I'd say "working hypothesis" - but why not? They're doing physics.

The evidence for this view is mainly that it appears self-evidently true!

I think that's a very limited view. It has only been "self-evident" for few hundred years - and only among a small segment of the world's population. Even on this list some argue that there must be some extra magic in humans and they can't be *just* matter.


"Platonism" is shorthand for theories which assume that the universe is in some sense a reflection of some hidden underlying 'perfect forms" - the modern take on this, due to Max Tegmark and others, is that these perfect forms are mathematical structures. I don't pretend to know what this would mean in practice, although A. Garret Lisi <http://en.wikipedia.org/wiki/Antony_Garrett_Lisi> attempted to produce aTOE <http://en.wikipedia.org/wiki/An_Exceptionally_Simple_Theory_of_Everything>based on this idea (however, this hasn't stood up to scrutiny).

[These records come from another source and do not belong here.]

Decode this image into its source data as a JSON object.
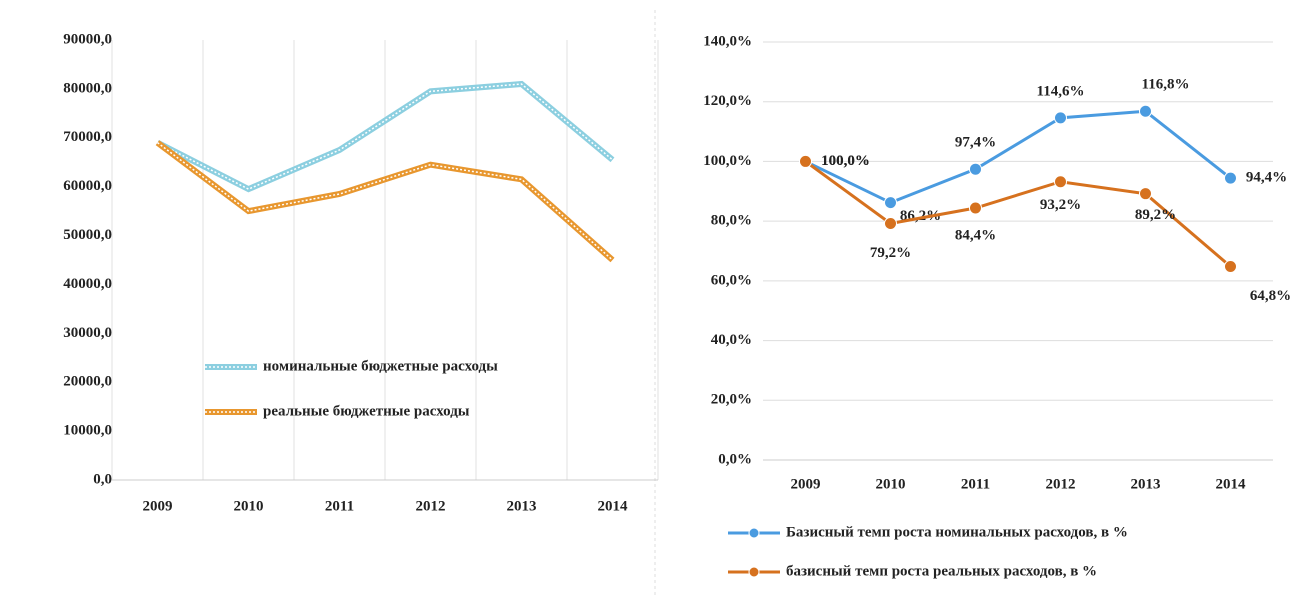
{
  "chart_data": [
    {
      "type": "line",
      "categories": [
        "2009",
        "2010",
        "2011",
        "2012",
        "2013",
        "2014"
      ],
      "series": [
        {
          "name": "номинальные бюджетные расходы",
          "color": "#8ccfe0",
          "values": [
            69000,
            59500,
            67500,
            79500,
            81000,
            65500
          ]
        },
        {
          "name": "реальные бюджетные расходы",
          "color": "#e8972f",
          "values": [
            69000,
            55000,
            58500,
            64500,
            61500,
            45000
          ]
        }
      ],
      "ylim": [
        0,
        90000
      ],
      "yticks": [
        {
          "value": 0,
          "label": "0,0"
        },
        {
          "value": 10000,
          "label": "10000,0"
        },
        {
          "value": 20000,
          "label": "20000,0"
        },
        {
          "value": 30000,
          "label": "30000,0"
        },
        {
          "value": 40000,
          "label": "40000,0"
        },
        {
          "value": 50000,
          "label": "50000,0"
        },
        {
          "value": 60000,
          "label": "60000,0"
        },
        {
          "value": 70000,
          "label": "70000,0"
        },
        {
          "value": 80000,
          "label": "80000,0"
        },
        {
          "value": 90000,
          "label": "90000,0"
        }
      ],
      "grid": "x",
      "legend": "inside"
    },
    {
      "type": "line",
      "categories": [
        "2009",
        "2010",
        "2011",
        "2012",
        "2013",
        "2014"
      ],
      "series": [
        {
          "name": "Базисный темп роста номинальных расходов, в %",
          "color": "#4a9be0",
          "values": [
            100,
            86.2,
            97.4,
            114.6,
            116.8,
            94.4
          ],
          "value_labels": [
            "100,0%",
            "86,2%",
            "97,4%",
            "114,6%",
            "116,8%",
            "94,4%"
          ]
        },
        {
          "name": "базисный темп роста реальных расходов, в %",
          "color": "#d6711e",
          "values": [
            100,
            79.2,
            84.4,
            93.2,
            89.2,
            64.8
          ],
          "value_labels": [
            "100,0%",
            "79,2%",
            "84,4%",
            "93,2%",
            "89,2%",
            "64,8%"
          ]
        }
      ],
      "ylim": [
        0,
        140
      ],
      "yticks": [
        {
          "value": 0,
          "label": "0,0%"
        },
        {
          "value": 20,
          "label": "20,0%"
        },
        {
          "value": 40,
          "label": "40,0%"
        },
        {
          "value": 60,
          "label": "60,0%"
        },
        {
          "value": 80,
          "label": "80,0%"
        },
        {
          "value": 100,
          "label": "100,0%"
        },
        {
          "value": 120,
          "label": "120,0%"
        },
        {
          "value": 140,
          "label": "140,0%"
        }
      ],
      "grid": "y",
      "marker": "circle",
      "legend": "bottom"
    }
  ]
}
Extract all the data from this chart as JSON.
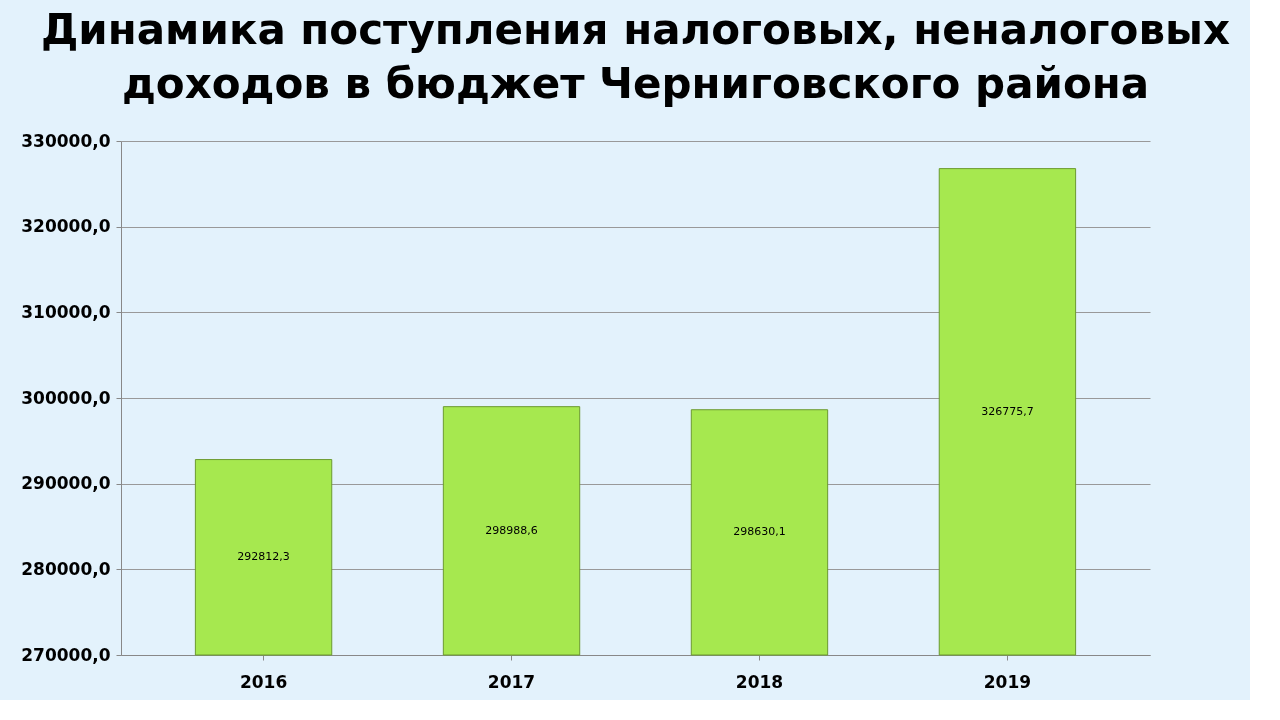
{
  "chart_data": {
    "type": "bar",
    "title": "Динамика поступления налоговых, неналоговых доходов в бюджет Черниговского района",
    "categories": [
      "2016",
      "2017",
      "2018",
      "2019"
    ],
    "values": [
      292812.3,
      298988.6,
      298630.1,
      326775.7
    ],
    "value_labels": [
      "292812,3",
      "298988,6",
      "298630,1",
      "326775,7"
    ],
    "color": "#a6e84f",
    "ylim": [
      270000,
      330000
    ],
    "yticks": [
      {
        "value": 270000,
        "label": "270000,0"
      },
      {
        "value": 280000,
        "label": "280000,0"
      },
      {
        "value": 290000,
        "label": "290000,0"
      },
      {
        "value": 300000,
        "label": "300000,0"
      },
      {
        "value": 310000,
        "label": "310000,0"
      },
      {
        "value": 320000,
        "label": "320000,0"
      },
      {
        "value": 330000,
        "label": "330000,0"
      }
    ],
    "grid": "y"
  }
}
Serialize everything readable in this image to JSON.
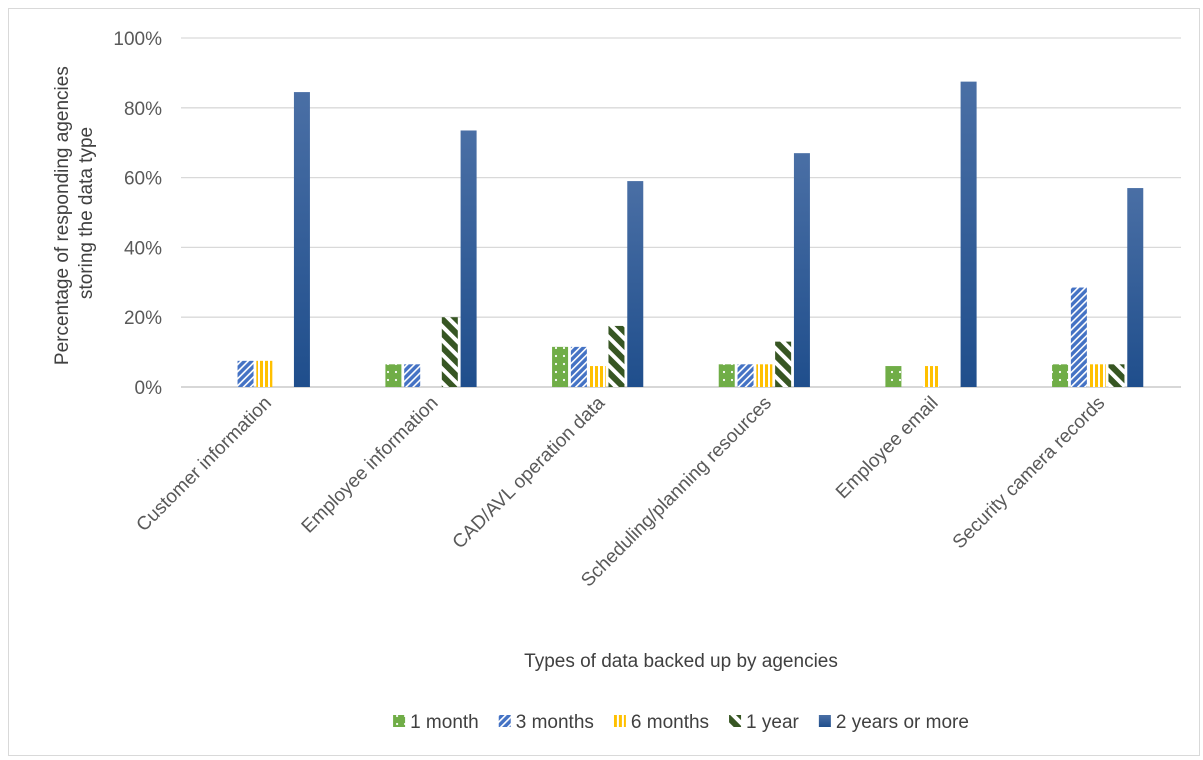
{
  "chart_data": {
    "type": "bar",
    "xlabel": "Types of data backed up by agencies",
    "ylabel_lines": [
      "Percentage of responding agencies",
      "storing the data type"
    ],
    "ylim": [
      0,
      100
    ],
    "yticks": [
      "0%",
      "20%",
      "40%",
      "60%",
      "80%",
      "100%"
    ],
    "grid": true,
    "legend_position": "bottom",
    "categories": [
      "Customer information",
      "Employee information",
      "CAD/AVL operation data",
      "Scheduling/planning resources",
      "Employee email",
      "Security camera records"
    ],
    "series": [
      {
        "name": "1 month",
        "color": "#70ad47",
        "pattern": "dots",
        "values": [
          0,
          6.5,
          11.5,
          6.5,
          6,
          6.5
        ]
      },
      {
        "name": "3 months",
        "color": "#4472c4",
        "pattern": "diagonal",
        "values": [
          7.5,
          6.5,
          11.5,
          6.5,
          0,
          28.5
        ]
      },
      {
        "name": "6 months",
        "color": "#ffc000",
        "pattern": "vertical",
        "values": [
          7.5,
          0,
          6,
          6.5,
          6,
          6.5
        ]
      },
      {
        "name": "1 year",
        "color": "#375623",
        "pattern": "wide-diagonal",
        "values": [
          0,
          20,
          17.5,
          13,
          0,
          6.5
        ]
      },
      {
        "name": "2 years or more",
        "color": "#2f5597",
        "pattern": "solid",
        "values": [
          84.5,
          73.5,
          59,
          67,
          87.5,
          57
        ]
      }
    ]
  }
}
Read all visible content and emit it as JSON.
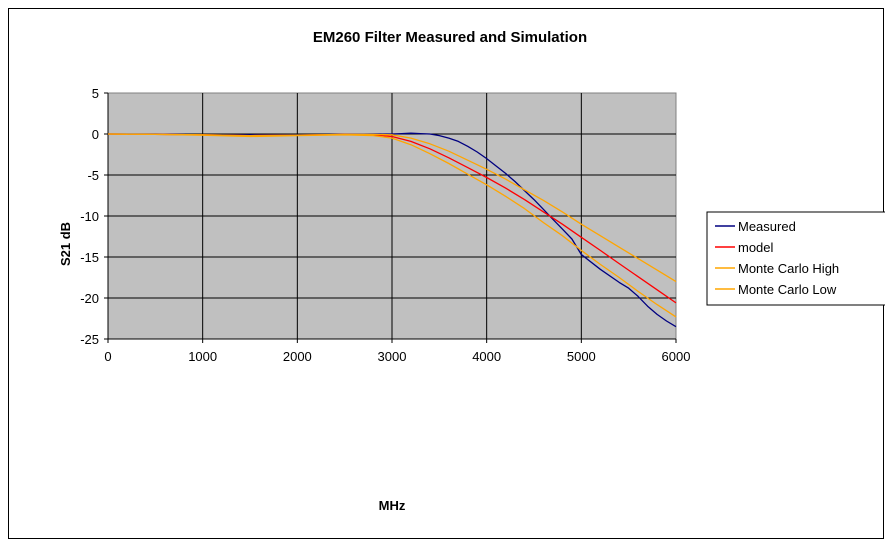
{
  "chart_data": {
    "type": "line",
    "title": "EM260 Filter Measured and Simulation",
    "xlabel": "MHz",
    "ylabel": "S21 dB",
    "xlim": [
      0,
      6000
    ],
    "ylim": [
      -25,
      5
    ],
    "x_ticks": [
      "0",
      "1000",
      "2000",
      "3000",
      "4000",
      "5000",
      "6000"
    ],
    "y_ticks": [
      "5",
      "0",
      "-5",
      "-10",
      "-15",
      "-20",
      "-25"
    ],
    "grid": true,
    "plot_background": "#c0c0c0",
    "legend_position": "right",
    "series": [
      {
        "name": "Measured",
        "color": "#000080",
        "x": [
          0,
          500,
          1000,
          1500,
          2000,
          2500,
          2800,
          3000,
          3100,
          3200,
          3300,
          3400,
          3500,
          3600,
          3700,
          3800,
          3900,
          4000,
          4100,
          4200,
          4300,
          4400,
          4500,
          4600,
          4700,
          4800,
          4900,
          5000,
          5200,
          5400,
          5500,
          5600,
          5700,
          5800,
          5900,
          6000
        ],
        "y": [
          0,
          0,
          -0.1,
          -0.1,
          -0.1,
          -0.05,
          0,
          0,
          0.05,
          0.1,
          0.05,
          0,
          -0.2,
          -0.5,
          -0.9,
          -1.5,
          -2.2,
          -3.0,
          -3.9,
          -4.8,
          -5.8,
          -6.9,
          -8.0,
          -9.2,
          -10.4,
          -11.6,
          -12.8,
          -14.7,
          -16.5,
          -18.1,
          -18.8,
          -19.8,
          -21.0,
          -22.0,
          -22.8,
          -23.5
        ]
      },
      {
        "name": "model",
        "color": "#ff0000",
        "x": [
          0,
          500,
          1000,
          1500,
          2000,
          2500,
          2800,
          3000,
          3200,
          3400,
          3600,
          3800,
          4000,
          4200,
          4400,
          4600,
          4800,
          5000,
          5200,
          5400,
          5600,
          5800,
          6000
        ],
        "y": [
          0,
          -0.05,
          -0.1,
          -0.2,
          -0.15,
          -0.05,
          -0.1,
          -0.3,
          -0.9,
          -1.8,
          -2.9,
          -4.1,
          -5.3,
          -6.6,
          -8.0,
          -9.5,
          -11.0,
          -12.6,
          -14.2,
          -15.8,
          -17.4,
          -19.0,
          -20.6
        ]
      },
      {
        "name": "Monte Carlo High",
        "color": "#ffa500",
        "x": [
          0,
          500,
          1000,
          1500,
          2000,
          2500,
          2800,
          3000,
          3200,
          3400,
          3600,
          3800,
          4000,
          4200,
          4400,
          4600,
          4800,
          5000,
          5200,
          5400,
          5600,
          5800,
          6000
        ],
        "y": [
          0,
          -0.05,
          -0.1,
          -0.2,
          -0.15,
          -0.05,
          -0.05,
          -0.1,
          -0.5,
          -1.2,
          -2.1,
          -3.2,
          -4.3,
          -5.5,
          -6.8,
          -8.1,
          -9.5,
          -11.0,
          -12.4,
          -13.8,
          -15.2,
          -16.6,
          -18.0
        ]
      },
      {
        "name": "Monte Carlo Low",
        "color": "#ffa500",
        "x": [
          0,
          500,
          1000,
          1500,
          2000,
          2500,
          2800,
          3000,
          3200,
          3400,
          3600,
          3800,
          4000,
          4200,
          4400,
          4600,
          4800,
          5000,
          5200,
          5400,
          5600,
          5800,
          6000
        ],
        "y": [
          0,
          -0.05,
          -0.15,
          -0.3,
          -0.2,
          -0.1,
          -0.2,
          -0.5,
          -1.3,
          -2.4,
          -3.6,
          -4.9,
          -6.2,
          -7.6,
          -9.1,
          -10.8,
          -12.4,
          -14.2,
          -15.9,
          -17.5,
          -19.2,
          -20.8,
          -22.3
        ]
      }
    ]
  }
}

Tegmark has suggested that the evidence for this view is that over the last 500 or so years, maths has been the "royal road to physical explanations" - there is nothing in physics which isn't maths plus what he calls "surplus baggage" - an interpretation of some underlying maths. Whether this has ontological significance is still unknown.

And it depends a lot on what you think about mathematics; whether it's just a precise and and strictly logical subset of language or whether it's really real ur-stuff.